Let's assume that this is the reaction we're looking for
#Zn + I_2 -> ZnI_2#
Since the total mass of the products is #30.3g#, we know that
#m_(Zn.react) + m_(I_2) = 30.3g# -> this is true only for what participates in the reaction, the mass of unreacted #Zn# should not be included here (this is what #m_(Zn.react)# symbolizes).
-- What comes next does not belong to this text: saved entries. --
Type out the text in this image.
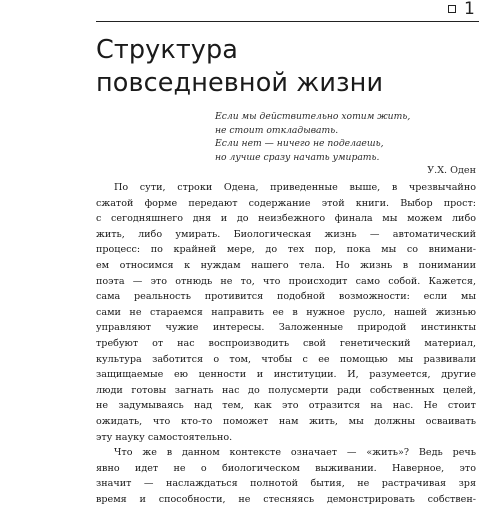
1
Структура
повседневной жизни
Если мы действительно хотим жить,
не стоит откладывать.
Если нет — ничего не поделаешь,
но лучше сразу начать умирать.
У.Х. Оден

По сути, строки Одена, приведенные выше, в чрезвычайно
сжатой форме передают содержание этой книги. Выбор прост:
с сегодняшнего дня и до неизбежного финала мы можем либо
жить, либо умирать. Биологическая жизнь — автоматический
процесс: по крайней мере, до тех пор, пока мы со внимани-
ем относимся к нуждам нашего тела. Но жизнь в понимании
поэта — это отнюдь не то, что происходит само собой. Кажется,
сама реальность противится подобной возможности: если мы
сами не стараемся направить ее в нужное русло, нашей жизнью
управляют чужие интересы. Заложенные природой инстинкты
требуют от нас воспроизводить свой генетический материал,
культура заботится о том, чтобы с ее помощью мы развивали
защищаемые ею ценности и институции. И, разумеется, другие
люди готовы загнать нас до полусмерти ради собственных целей,
не задумываясь над тем, как это отразится на нас. Не стоит
ожидать, что кто-то поможет нам жить, мы должны осваивать
эту науку самостоятельно.

Что же в данном контексте означает — «жить»? Ведь речь
явно идет не о биологическом выживании. Наверное, это
значит — наслаждаться полнотой бытия, не растрачивая зря
время и способности, не стесняясь демонстрировать собствен-
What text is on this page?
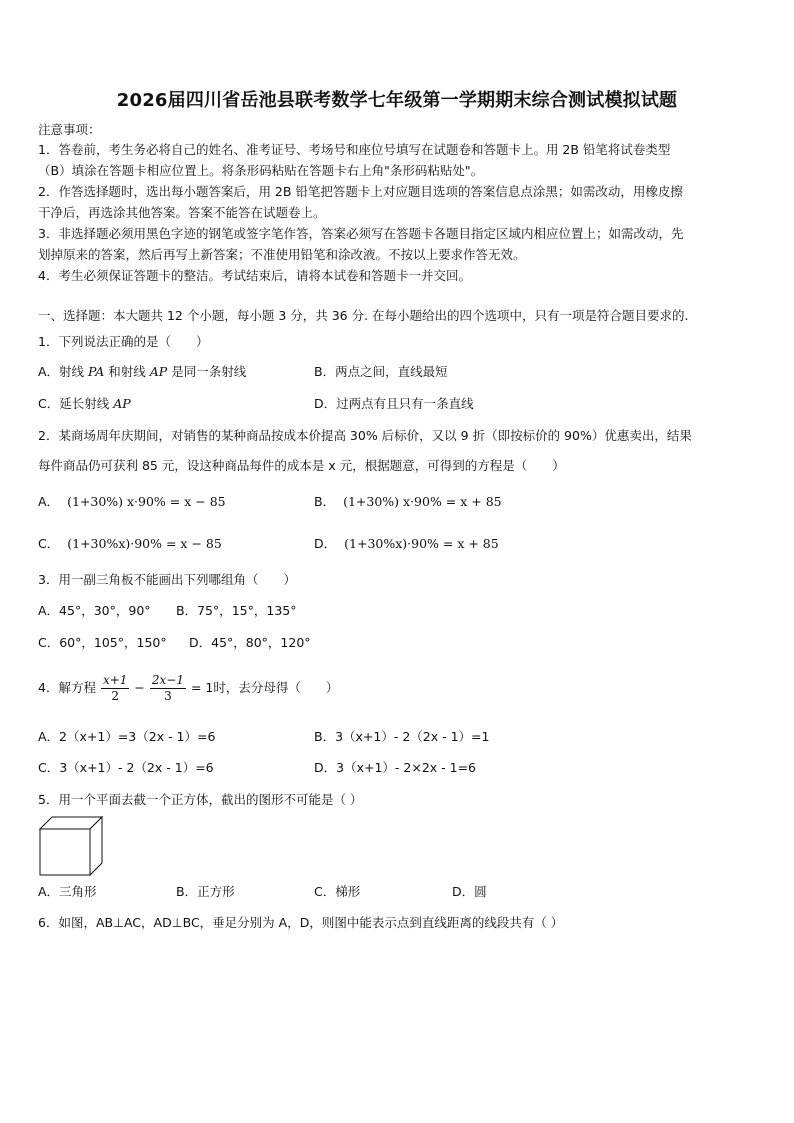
2026届四川省岳池县联考数学七年级第一学期期末综合测试模拟试题
注意事项：
1．答卷前，考生务必将自己的姓名、准考证号、考场号和座位号填写在试题卷和答题卡上。用 2B 铅笔将试卷类型
（B）填涂在答题卡相应位置上。将条形码粘贴在答题卡右上角"条形码粘贴处"。
2．作答选择题时，选出每小题答案后，用 2B 铅笔把答题卡上对应题目选项的答案信息点涂黑；如需改动，用橡皮擦
干净后，再选涂其他答案。答案不能答在试题卷上。
3．非选择题必须用黑色字迹的钢笔或签字笔作答，答案必须写在答题卡各题目指定区域内相应位置上；如需改动，先
划掉原来的答案，然后再写上新答案；不准使用铅笔和涂改液。不按以上要求作答无效。
4．考生必须保证答题卡的整洁。考试结束后，请将本试卷和答题卡一并交回。
一、选择题：本大题共 12 个小题，每小题 3 分，共 36 分. 在每小题给出的四个选项中，只有一项是符合题目要求的.
1．下列说法正确的是（　　）
A．射线 PA 和射线 AP 是同一条射线	B．两点之间，直线最短
C．延长射线 AP	D．过两点有且只有一条直线
2．某商场周年庆期间，对销售的某种商品按成本价提高 30% 后标价，又以 9 折（即按标价的 90%）优惠卖出，结果
每件商品仍可获利 85 元，设这种商品每件的成本是 x 元，根据题意，可得到的方程是（　　）
A． (1+30%) x·90% = x − 85	B． (1+30%) x·90% = x + 85
C． (1+30%x)·90% = x − 85	D． (1+30%x)·90% = x + 85
3．用一副三角板不能画出下列哪组角（　　）
A．45°，30°，90° B．75°，15°，135°
C．60°，105°，150° D．45°，80°，120°
4．解方程 $\frac{x+1}{2} - \frac{2x-1}{3} = 1$时，去分母得（　　）
A．2（x+1）=3（2x - 1）=6	B．3（x+1）- 2（2x - 1）=1
C．3（x+1）- 2（2x - 1）=6	D．3（x+1）- 2×2x - 1=6
5．用一个平面去截一个正方体，截出的图形不可能是（ ）
A．三角形	B．正方形	C．梯形	D．圆
6．如图，AB⊥AC，AD⊥BC，垂足分别为 A，D，则图中能表示点到直线距离的线段共有（ ）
We know that the mass of the product must equal the mass of the reactants, so
#m_(ZnI_2) = m_(Zn.react) + m_(I_2) = 30.3g -> #
#m_(Zn.excess) = 48.12 - 30.3 = 17.8g -># excess #Zn#;
Knowing that we have a #1:1# mole ratio between #Zn# and #I_2#, and that their molar masses are #65.4g/(mol)# and #253.8g/(mol)#, respectively, we can determine how much of each actually reacts:
#n_(Zn.react) = n_(I_2) -> m_(Zn.react)/(65.4g/(mol)) = m_(I_2)/(253.8g/(mol))#, (1) and
#m_(Zn.ract) + m_(I_2) = 30.3g # (2)
I won't detail the solving of this equation system because it's too simple; solving for the two masses will show that
#m_(Zn.react) = 6.21g# and #m_(I_2) = 24.09g#
Since the number of #ZnI_2# moles must equal the number of #Zn# and #I_2# moles as well, we can check the result by
#n_(ZnI_2) = (30.3g)/((65.4 + 253.8)g/(mol)) = 0.0950# moles, which equals
#n_(Zn.react) = (6.21g)/(65.4g/(mol)) = 0.0950# moles and
#n_(I_2) = (24.09g)/(253.8g/(mol)) = 0.0950# moles.
As a conclusion, the results of this reaction agree with the law of conservation of mass: from a total of 6.21 + 17.8 = 24.01 g of #Zn# and 24.09 g of #I_2#, 30.3 g of #ZnI_2# are produced #->##I_2# is the limiting reagent.